Cidade nossa

Os rumores do rock

No princípio era o caos. Um bando de meninos e quase nenhuma menina fazendo barulhos eletrificados, infernizando as garagens dos pais, com guitarras caras e novinhas e palavras pueris contra o "sistema", cheias de indignação juvenil. Todo mundo queria ser punk, até os filhos dos bacanas.

Em meados dos anos 1980 algumas das bandas formadas por este movimento já tinham pegado a estrada, graças aos Paralamas do Sucesso que, no álbum de estreia, gravaram Química, música de Renato Russo, que atraiu os olhos dos executivos das gravadoras para Brasília. Mas, por aqui, o barulho não diminuiu.

Quando não estava ligada na tomada, a turma do rock se encontrava no Sebo do Disco, loja que começou em Taguatinga e chegou ao Venâncio 2000. Era um ambiente de troca de informações, de discos — inclusive piratas — e agitos. Naquela algazarra, o proprietário, Isnaldo Lacerda Junior, teve a ideia de lançar um disco com bandas de rock de Brasília. Ele seguia o exemplo do sebo paulistano Baratos Afins. O irmão mais discreto, Ismar, e o sócio, Josiel Moreira, viam tudo com alguma desconfiança, mas toparam embarcar no sonho-loucura. Nascia o disco Rumores.

Era uma época em que o rock vivia grande ebulição na cidade — um ano antes, a Legião Urbana havia lançado o seu primeiro disco, espalhando um vírus responsável pelo surgimento de mais de uma centena de bandas. Eram tantas fitas demos que deram origem ao programa Toca Brasília, que produzi na Rádio Nacional FM.

Isnaldo teve ouvido para selecionar quatro bandas e criar a primeira coletânea do rock feito na cidade, numa época em que tudo era muito difícil. Brasília não tinha estúdio; as bandas tiveram que enfrentar uma viagem — de ônibus — para Belo Horizonte, onde gravaram no estúdio Bemol. E os discos foram prensados no Rio de Janeiro.

Inicialmente foram selecionadas Escola de Escândalo, Finis Africae, Elite Sofisticada e Plebe Rude, mas esses últimos já tinham entabulado conversas com a mesma gravadora da Legião Urbana (Emi) e deixaram o projeto. Depois de nova seleção no Teatro Rolla Pedra, do José Fernandez, o Detrito Federal foi selecionado para integrar o escrete.

Isnaldo foi embora mais cedo, no último dia 28, vencido por uma persistente diabetes. Fez história.

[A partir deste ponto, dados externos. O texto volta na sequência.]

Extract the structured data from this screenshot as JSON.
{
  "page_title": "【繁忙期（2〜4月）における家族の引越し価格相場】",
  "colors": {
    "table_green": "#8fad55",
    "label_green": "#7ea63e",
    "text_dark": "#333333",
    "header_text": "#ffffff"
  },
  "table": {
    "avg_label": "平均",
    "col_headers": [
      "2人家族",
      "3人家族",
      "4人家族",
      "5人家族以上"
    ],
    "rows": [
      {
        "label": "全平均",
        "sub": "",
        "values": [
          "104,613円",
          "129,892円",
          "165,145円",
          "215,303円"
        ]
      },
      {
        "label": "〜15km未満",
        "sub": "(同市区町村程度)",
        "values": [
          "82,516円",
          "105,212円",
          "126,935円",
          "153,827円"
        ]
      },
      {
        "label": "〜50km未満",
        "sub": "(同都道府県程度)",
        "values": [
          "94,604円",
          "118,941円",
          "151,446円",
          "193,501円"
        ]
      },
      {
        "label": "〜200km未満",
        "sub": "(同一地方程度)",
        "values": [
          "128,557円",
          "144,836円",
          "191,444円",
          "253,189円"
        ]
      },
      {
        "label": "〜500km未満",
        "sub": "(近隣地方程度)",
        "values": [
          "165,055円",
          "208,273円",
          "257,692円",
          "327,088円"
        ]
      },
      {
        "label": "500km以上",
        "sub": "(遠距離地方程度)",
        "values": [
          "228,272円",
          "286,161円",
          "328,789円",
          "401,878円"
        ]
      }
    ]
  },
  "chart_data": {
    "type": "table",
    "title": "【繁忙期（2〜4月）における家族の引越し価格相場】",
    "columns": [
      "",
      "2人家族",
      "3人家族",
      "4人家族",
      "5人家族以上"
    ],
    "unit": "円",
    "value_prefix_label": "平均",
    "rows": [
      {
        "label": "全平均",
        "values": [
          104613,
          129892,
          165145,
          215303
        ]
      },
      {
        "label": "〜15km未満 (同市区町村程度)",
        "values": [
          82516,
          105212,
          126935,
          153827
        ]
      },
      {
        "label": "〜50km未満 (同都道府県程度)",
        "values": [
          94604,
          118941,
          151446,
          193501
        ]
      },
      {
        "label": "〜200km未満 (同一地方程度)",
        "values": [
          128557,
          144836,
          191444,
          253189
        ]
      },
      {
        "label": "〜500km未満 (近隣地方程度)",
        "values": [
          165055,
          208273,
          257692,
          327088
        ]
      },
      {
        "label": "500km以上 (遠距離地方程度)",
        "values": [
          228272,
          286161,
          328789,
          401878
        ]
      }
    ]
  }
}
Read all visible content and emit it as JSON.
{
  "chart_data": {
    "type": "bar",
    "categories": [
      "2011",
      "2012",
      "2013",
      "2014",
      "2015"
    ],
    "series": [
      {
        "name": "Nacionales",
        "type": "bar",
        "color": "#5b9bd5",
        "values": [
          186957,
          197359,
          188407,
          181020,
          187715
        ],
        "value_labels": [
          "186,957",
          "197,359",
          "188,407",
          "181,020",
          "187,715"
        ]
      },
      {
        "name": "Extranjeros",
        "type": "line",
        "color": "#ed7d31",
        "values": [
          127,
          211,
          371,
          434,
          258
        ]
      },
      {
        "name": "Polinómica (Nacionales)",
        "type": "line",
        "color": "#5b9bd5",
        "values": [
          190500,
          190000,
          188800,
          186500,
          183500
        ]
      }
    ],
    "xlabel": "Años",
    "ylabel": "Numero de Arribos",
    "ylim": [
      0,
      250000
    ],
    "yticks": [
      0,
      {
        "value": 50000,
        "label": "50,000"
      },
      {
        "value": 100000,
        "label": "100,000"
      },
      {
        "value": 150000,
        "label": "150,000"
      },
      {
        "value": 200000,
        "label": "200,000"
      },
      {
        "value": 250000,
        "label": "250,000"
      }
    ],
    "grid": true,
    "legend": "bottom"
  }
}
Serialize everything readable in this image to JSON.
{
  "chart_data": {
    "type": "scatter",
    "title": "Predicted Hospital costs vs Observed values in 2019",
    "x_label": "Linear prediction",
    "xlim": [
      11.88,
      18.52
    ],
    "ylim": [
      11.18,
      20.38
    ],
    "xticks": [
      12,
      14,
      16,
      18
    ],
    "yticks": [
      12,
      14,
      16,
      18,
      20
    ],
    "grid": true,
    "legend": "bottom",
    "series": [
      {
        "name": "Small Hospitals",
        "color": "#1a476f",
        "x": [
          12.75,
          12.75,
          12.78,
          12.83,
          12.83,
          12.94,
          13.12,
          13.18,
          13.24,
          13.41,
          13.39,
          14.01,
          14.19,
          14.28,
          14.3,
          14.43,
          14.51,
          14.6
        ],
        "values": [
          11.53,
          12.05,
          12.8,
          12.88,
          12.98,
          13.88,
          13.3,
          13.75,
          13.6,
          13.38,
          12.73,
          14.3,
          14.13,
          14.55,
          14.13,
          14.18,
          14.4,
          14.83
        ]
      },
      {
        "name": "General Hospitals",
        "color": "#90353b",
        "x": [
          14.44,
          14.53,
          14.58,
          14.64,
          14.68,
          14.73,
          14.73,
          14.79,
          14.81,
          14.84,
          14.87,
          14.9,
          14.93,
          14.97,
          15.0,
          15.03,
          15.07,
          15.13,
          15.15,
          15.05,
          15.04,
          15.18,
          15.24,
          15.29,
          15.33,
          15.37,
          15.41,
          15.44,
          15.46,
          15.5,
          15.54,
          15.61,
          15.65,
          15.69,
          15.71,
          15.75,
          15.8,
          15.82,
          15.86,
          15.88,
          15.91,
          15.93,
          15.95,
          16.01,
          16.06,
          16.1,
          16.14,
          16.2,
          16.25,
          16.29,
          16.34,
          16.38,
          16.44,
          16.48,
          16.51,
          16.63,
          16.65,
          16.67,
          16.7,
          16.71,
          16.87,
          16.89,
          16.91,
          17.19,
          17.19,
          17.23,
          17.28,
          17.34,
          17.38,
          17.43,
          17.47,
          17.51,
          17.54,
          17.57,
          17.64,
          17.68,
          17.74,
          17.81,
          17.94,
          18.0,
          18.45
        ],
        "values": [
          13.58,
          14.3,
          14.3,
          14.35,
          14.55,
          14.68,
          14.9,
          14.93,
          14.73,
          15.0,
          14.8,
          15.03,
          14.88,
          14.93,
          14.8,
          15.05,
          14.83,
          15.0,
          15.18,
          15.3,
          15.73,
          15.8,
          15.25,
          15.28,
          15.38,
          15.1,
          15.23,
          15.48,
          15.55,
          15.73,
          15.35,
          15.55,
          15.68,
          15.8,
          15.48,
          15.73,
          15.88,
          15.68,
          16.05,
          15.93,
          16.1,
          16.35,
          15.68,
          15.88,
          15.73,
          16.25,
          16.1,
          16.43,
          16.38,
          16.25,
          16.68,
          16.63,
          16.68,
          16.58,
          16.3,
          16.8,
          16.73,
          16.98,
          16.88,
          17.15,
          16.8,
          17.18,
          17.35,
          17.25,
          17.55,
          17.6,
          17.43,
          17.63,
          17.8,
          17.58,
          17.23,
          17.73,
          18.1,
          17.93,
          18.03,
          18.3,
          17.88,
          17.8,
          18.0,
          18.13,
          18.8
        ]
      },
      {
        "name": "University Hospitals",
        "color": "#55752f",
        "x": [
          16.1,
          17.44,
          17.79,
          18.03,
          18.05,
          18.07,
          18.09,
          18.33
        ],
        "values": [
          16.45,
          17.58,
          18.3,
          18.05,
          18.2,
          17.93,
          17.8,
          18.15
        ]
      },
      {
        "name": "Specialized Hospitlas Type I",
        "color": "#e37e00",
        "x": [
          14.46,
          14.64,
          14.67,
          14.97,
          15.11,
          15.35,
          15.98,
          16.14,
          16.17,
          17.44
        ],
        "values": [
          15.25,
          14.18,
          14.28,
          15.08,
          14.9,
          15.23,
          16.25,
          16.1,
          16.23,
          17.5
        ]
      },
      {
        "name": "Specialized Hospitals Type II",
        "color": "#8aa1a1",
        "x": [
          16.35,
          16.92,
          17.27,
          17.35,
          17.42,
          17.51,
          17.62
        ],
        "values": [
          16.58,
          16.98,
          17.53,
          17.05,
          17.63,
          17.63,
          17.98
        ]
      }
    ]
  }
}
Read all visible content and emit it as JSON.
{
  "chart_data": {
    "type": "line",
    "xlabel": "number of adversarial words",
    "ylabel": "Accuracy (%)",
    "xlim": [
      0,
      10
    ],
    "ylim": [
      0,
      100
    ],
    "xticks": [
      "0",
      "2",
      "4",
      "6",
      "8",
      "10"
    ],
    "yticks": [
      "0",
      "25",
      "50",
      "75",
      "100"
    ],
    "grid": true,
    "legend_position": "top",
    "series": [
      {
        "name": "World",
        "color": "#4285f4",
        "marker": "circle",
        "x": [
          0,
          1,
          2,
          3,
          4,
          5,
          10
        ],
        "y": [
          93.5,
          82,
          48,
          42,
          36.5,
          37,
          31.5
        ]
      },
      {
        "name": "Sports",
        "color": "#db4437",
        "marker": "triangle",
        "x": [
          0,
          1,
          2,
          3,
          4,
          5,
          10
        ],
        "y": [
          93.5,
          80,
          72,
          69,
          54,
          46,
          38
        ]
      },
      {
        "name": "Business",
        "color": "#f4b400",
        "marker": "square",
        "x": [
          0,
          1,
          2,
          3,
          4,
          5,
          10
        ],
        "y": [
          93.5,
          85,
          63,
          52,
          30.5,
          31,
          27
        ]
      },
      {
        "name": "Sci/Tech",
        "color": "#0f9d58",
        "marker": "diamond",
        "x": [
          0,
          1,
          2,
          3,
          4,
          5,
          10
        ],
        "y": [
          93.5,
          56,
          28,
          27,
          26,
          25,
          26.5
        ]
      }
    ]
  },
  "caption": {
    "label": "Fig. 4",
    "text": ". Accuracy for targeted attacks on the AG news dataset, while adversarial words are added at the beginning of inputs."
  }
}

O disco Rumores é o retrato de um tempo em que a criatividade andava solta, quando os jovens se expressavam abertamente, sem o esconderijo covarde das redes sociais ou a indigência intelectual das pichações.

Ele ainda tentou seguir em frente com a ideia de lançar discos. Chegou a fazer um EP do Finis Africae e parou por aí, por causa da dificuldade de distribuição em um tempo em que não havia internet, era difícil mandar um LP pelos Correios e quase impossível ter um canal de divulgação. Hoje cultuado — e caro nos leilões da vida —, Rumores teve uma tiragem de pouco mais de mil exemplares e um encalhe que demorou muito tempo para acabar.

Isnaldo era um sujeito que falava rápido, mas pensava mais aceleradamente ainda, embolando as palavras. Obstinado, não se abalou nem quando lembrei que Rumours era o título de um disco do Fleetwood Mac, de 1977; deu de ombros. Tinha o tino do empreendedor e a paixão do fã, um agregador agitado que ajudou a moldar a personalidade da cidade.